Bir itiraf da bilirkişiden: Raporu tahmin üzerine yazdım
Böcekle ilgili sahte rapor yazdığı iddia edilen TOBB Üniversitesi Makine Mühendisliği Öğretim Üyesi Doç. Teyfik Demir’in, numuneleri görmeden, tamamen kendi tahmini üzerinden rapor yazdığı ortaya çıktı. Eski TÜBİTAK Başkan Yardımcısı Hasan Palaz’ın “Bir veriden faydalandınız mı, kendi tahmininiz mi?” sorusuna itiraf niteliğindeki şu cevabı verdi: “Bize deneylerin tekrar edilmesi için malzeme getirilmedi. Benden mütalaa yazmam istendi. Tüm rapor da verilmedi. Raporun ilgili kısımları gönderilip rapor yazmam istendi. Bunu deneyerek yapmadım. Bunun böyle olabileceğini söyledim.”

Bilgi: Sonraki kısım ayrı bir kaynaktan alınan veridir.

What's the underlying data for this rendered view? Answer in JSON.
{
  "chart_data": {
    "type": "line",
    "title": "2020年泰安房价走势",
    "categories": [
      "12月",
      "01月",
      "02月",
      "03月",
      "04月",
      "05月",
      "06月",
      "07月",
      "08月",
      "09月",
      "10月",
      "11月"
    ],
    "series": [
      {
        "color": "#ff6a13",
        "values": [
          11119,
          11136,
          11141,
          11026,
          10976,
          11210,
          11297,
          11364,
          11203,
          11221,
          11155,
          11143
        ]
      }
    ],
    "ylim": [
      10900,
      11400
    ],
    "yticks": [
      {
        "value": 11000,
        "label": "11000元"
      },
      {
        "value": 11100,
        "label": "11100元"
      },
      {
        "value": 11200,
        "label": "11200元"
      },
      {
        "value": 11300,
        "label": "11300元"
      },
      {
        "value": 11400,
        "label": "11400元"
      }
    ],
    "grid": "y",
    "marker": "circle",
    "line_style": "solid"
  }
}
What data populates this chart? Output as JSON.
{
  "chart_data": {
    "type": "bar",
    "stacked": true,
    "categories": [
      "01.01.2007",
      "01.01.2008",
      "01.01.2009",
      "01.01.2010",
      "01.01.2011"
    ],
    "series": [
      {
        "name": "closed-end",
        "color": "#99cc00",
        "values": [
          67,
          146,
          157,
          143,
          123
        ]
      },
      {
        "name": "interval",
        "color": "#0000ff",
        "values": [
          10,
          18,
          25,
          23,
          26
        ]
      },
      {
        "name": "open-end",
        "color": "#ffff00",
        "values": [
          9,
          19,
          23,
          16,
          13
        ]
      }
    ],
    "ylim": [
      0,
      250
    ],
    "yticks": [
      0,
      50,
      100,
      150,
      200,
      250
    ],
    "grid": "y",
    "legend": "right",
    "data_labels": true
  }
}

Alıcı ile ilgili tahminde bulunduk
Arama yapan MİT ekibinin başındaki isim Basri Aktepe idi. “Frekans taraması sırasında çok bariz bir sinyal duyduk. Uluslararası bir olay olma ihtimali olduğunu düşündük. Alıcısı ile ilgili tahminde bulunmaya çalıştık.” diyen Aktepe’ye avukatlar “Böcek bulunduysa alıcısına ulaşmanız gerekmez mi, böceği neden söktünüz?” sorusunu yöneltti. Aktepe ise “A radyosunu kimin dinlediğini bulabilir misiniz? Verici yayın yapıyor, bir frekans yayınlıyor. Bu radyoyu dinleyenleri bulma imkanı var mı?” diye geçiştirdi. Mustafa Varank’ın böceklerin sökülerek götürüldüğü sözlerini de Aktepe yalanladı. Ayrıca DNA testi ve parmak izi yapılmadığını açıklayıp bunun adli bir olay olmadığını savundu.
Rapordaki tarihe müdahale itirafı
Tayyip Erdoğan’ın avukatı Ali Özkaya kimyasal maddenin prizde olduğunu ve ısı yaydığını söyleyerek TÜBİTAK raporunun gerçek olmadığını öne sürdü. TÜBİTAK yetkilisi Hamza Turhan ise, “Sıcaklık bu reaksiyonu hızlandırır. Maddenin rengi daha hızlı değişir. Dolayısı ile tarih geriye değil ileriye doğru gider.” deyip raporun tarihinin kesin olduğunu ifade etti. Sanık avukatı Hasan Hüseyin Taşpınar, “Tarih ileriye atar, dolayısıyla müvekkillerimizin o tarihte binada olduğu iddiası çökmüştür. Bu davanın ana omurgası bu bilirkişi raporudur.” dedi. Bu arada, Hasan Palaz’ı tehdit eden Başbakanlık Teftiş Kurulu Müfettişi Mehmet Emin Baysa’nın TÜBİTAK yetkilisi Hamza Turhan’ı da arayıp “Esnek olamaz mı tarihler?” dediği ortaya çıktı.